パンジャブ州(読み)パンジャブ(英語表記)Punjab

翻訳|Punjab

ブリタニカ国際大百科事典 小項目事典の解説

パンジャブ〔州〕
パンジャブ
Punjab

インド北西部の州。旧称パンジャビースバ Panjabi Suba。ヒマラヤ山脈南西麓,パンジャブ平原の東部を占める。イギリス統治時代には広大なパンジャブ州の一部であったが,1947年のインド,パキスタンの独立時に,西部がパキスタン領,東部がインド領に分割され,1966年の州再編成でハリヤナ州が分離,今日の州域が決まった。州都はチャンディーガル(ハリヤナ州と共通)。公用語はパンジャブ語。住民の約 61%がシク教徒,約 37%がヒンドゥー教徒。気候は大陸性で乾燥し,寒暖の差が大きい。今日のパンジャブ州の歴史は,バンダ・シン・バハドゥルが,1709年から 1710年にかけてこの地方をムガル帝国の支配下から解放したことに始まり,1716年バハドゥルが殺されたのち,ムガルとアフガンの攻撃を受けたが,1764年から 1765年にかけてランジート・シングシクの強大な王国を築いた。1849年にイギリス東インド会社軍に敗れ,以後インド独立時までイギリスが支配。イギリス統治時代に灌漑施設が近代化され,独立後もサトレジ川にバクラナンガルダムが建設されるなどして,コムギ,米,雑穀,綿花などを豊富に産するようになり,農業生産高はインド有数。綿花,羊毛,農業機械などの工場がある。1980年代には,パンジャブ州の分離独立を求めるシク教徒による「カリスタン(シク教徒の国)」運動が活発となり,1984年にはアムリッツァルのシク教総本山ゴールデンテンプルが占拠された。インディラ・ガンジー首相は軍隊を投入してこれを排除したが,死傷者は多数に上り,のちにガンジーはシク教徒の手で暗殺された。
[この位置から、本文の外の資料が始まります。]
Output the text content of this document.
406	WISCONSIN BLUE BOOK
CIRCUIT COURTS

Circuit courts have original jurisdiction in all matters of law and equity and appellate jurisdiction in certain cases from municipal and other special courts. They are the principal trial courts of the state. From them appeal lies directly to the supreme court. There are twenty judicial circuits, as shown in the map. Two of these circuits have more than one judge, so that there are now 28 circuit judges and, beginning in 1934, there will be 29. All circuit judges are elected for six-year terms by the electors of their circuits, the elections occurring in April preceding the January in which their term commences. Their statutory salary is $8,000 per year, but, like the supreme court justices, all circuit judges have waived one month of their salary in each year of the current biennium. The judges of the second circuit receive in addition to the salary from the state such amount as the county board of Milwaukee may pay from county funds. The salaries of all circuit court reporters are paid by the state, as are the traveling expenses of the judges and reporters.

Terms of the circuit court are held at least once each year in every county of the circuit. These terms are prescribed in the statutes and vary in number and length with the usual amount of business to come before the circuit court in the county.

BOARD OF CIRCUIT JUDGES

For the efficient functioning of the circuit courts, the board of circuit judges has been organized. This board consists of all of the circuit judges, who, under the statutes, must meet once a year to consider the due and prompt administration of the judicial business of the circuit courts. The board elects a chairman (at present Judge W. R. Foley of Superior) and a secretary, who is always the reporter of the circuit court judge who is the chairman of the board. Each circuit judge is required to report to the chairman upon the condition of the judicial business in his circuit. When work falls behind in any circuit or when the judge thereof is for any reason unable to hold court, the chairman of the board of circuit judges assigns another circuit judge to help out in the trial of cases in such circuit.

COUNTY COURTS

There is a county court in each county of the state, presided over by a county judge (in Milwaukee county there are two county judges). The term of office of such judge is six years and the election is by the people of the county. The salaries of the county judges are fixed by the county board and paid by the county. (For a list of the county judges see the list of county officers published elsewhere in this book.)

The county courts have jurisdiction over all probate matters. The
シク教徒とヒンドゥー教徒の流血の抗争は,1990年代初めには一応鎮静化した。面積 5万362km2。人口 2659万1000(2008推計)。

パンジャブ〔州〕
パンジャブ
Punjab

パキスタン北東部の州。州都ラホール。 18世紀末からシク王国の中心部であったが,イギリスとのシク戦争に敗北して 1849年に解体し,インドの一州となった。 1947年インド,パキスタンの分離にあたりパキスタンに帰属したが,55年に行政単位としては消滅。 70年行政区分の再編成により,州として成立。ラホール,ラワルピンディーサルゴダムルタン,バハワルプールの5県から成る。半乾燥地帯に属するが,インダス川とその諸支流 (五大河川) からの灌漑施設が整い,コムギ,綿花,米,サトウキビなどの栽培が盛んで,同国の大穀倉地帯を形成。ラホール,ラワルピンディー,ファイサラバードなどの大都市があり,繊維,機械,電気,食品加工などの工業も発達している。面積 20万 5344km2。人口 5384万 (1985推計) 。